Dear Ben Glaser, often when I do things in Singapore, I see little spots of where we did things together. Those moments have always remained and will always remain uniquely ours. I remember how insanely fast we got to saying I love you, and to this day, that remains true. The museum, the takeaway food, when my mother pretended to feed you mango while we had a video call. You are different from anyone else, and I will always remember pigeons in New York with you.
Dear Bennett, when I met you I remember how comfortable things felt. For the first time in a long time I felt how easy it was to connect with someone just by being myself. Nothing I said had to be contrived. The cat, the board games, the food, and the books. I will always remember our first date in Central Park, and how you made me only believe in Hinge for dating apps. I think you are a wonderful person and I hope you know that.
Dear Joey, I didn't know you well enough to have all the feelings for you, and yet I did. Who knows how? Certainly not I. I have always made qualifiers for you, wanting to believe you to be a perfect person that no one is. Oh, maybe he's changed, oh but maybe he does believe in defunding the police, maybe he's also out there protesting, maybe he really was busy, maybe his words from long ago meant something different than what I thought it meant. I don't know if that's love, but that's what my mom does for me, and she says she loves me so, I suppose I've inherited that from her.

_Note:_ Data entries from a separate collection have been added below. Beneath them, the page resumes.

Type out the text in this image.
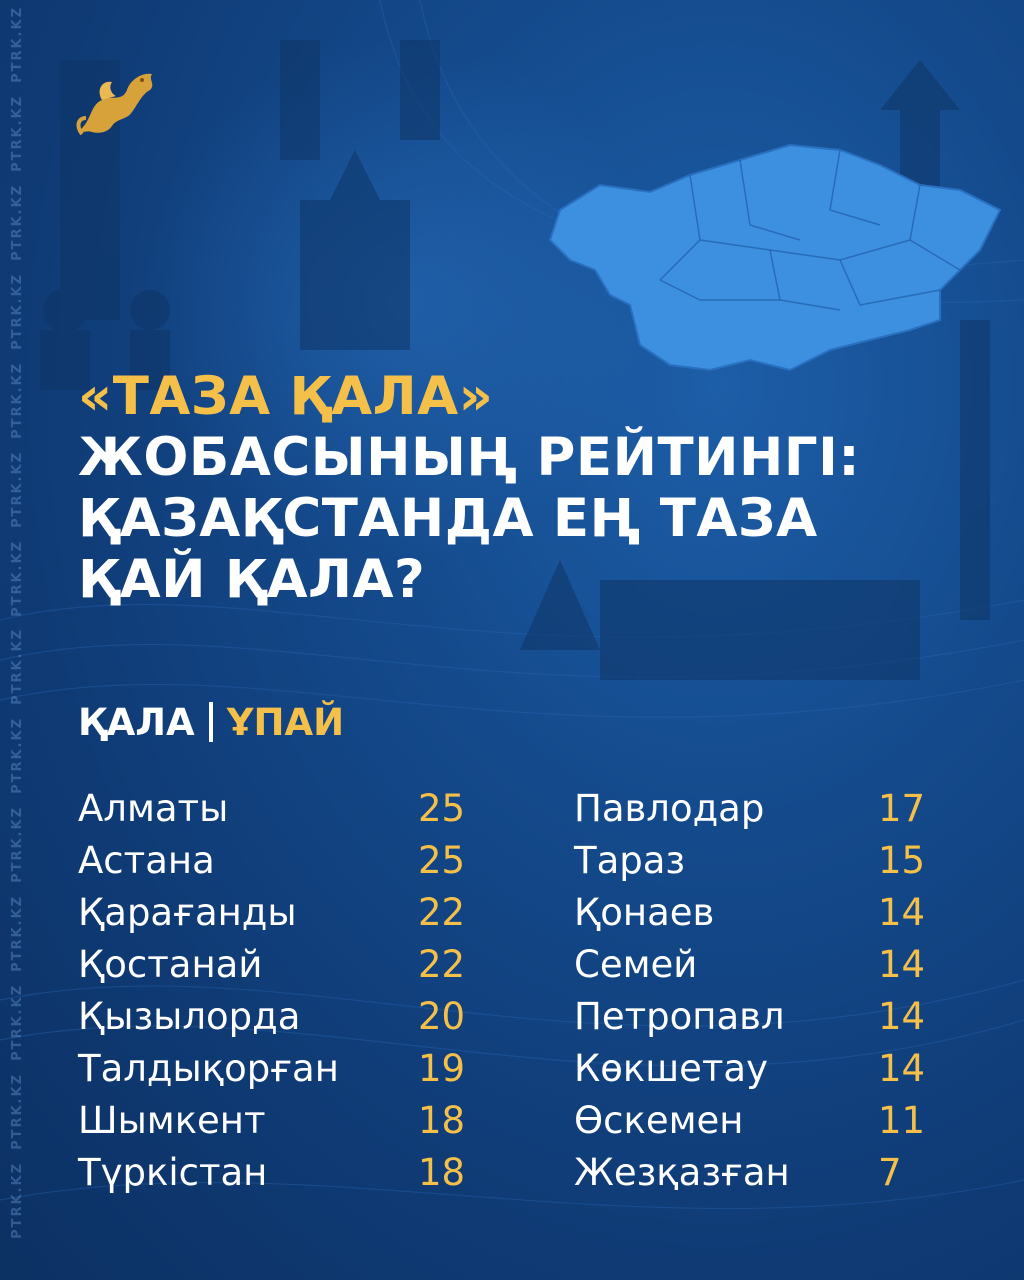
PTRK.KZ
PTRK.KZ
PTRK.KZ
PTRK.KZ
PTRK.KZ
PTRK.KZ
PTRK.KZ
PTRK.KZ
PTRK.KZ
PTRK.KZ
PTRK.KZ
PTRK.KZ
PTRK.KZ
PTRK.KZ
«ТАЗА ҚАЛА»
ЖОБАСЫНЫҢ РЕЙТИНГІ:
ҚАЗАҚСТАНДА ЕҢ ТАЗА
ҚАЙ ҚАЛА?
ҚАЛА ҰПАЙ
Алматы	25
Астана	25
Қарағанды	22
Қостанай	22
Қызылорда	20
Талдықорған 19
Шымкент	18
Түркістан	18
Павлодар	17
Тараз	15
Қонаев	14
Семей	14
Петропавл	14
Көкшетау	14
Өскемен	11
Жезқазған 7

Dear Lucas, I love you very much. You have been the source of much of my happiness this past year. I'm afraid of being in a long-distance relationship with you because I did that with my ex from school, and it didn't pan out all too well. You're a brilliant person, and I wish I had all my issues sorted out so you didn't have to constantly be the one stable person in this relationship. I want to give you your raving opinions of Better Call Saul but instead I am only Breaking Bad. I don't know how you have stayed with me through this entire season, but you make me laugh when I least expect to. Thank you.
Dear Tina, I miss you so. I loved your random statements (of fact or opinion) while we walked around, popping into every other shop just to get out of the cold of winter. "People always think that rising divorce cases are a bad statistic, but they don't consider that women used to stay with their cheating or abusive or incompetent husbands because the women had no means of supporting themselves. We've now progressed to where women are independent enough to do better for themselves that they can leave their husbands." At times like tonight, I do wish I could talk to you about the mess that is in my head, and listen to your sage words that might make me cry, but somehow feel wise and better afterwards. I know, however, that you have your own things to process, from being in New York, from all the things happening there, from life. I just hope you know how much I miss you.
I feel a love for people, and learned it's called agape. This means that I don't have to be remotely related to or acquainted with someone for me to care about their safety and well-being in society (inasmuch as they also care for other strangers). I hate it that all the people I loved, I've lost them as friends.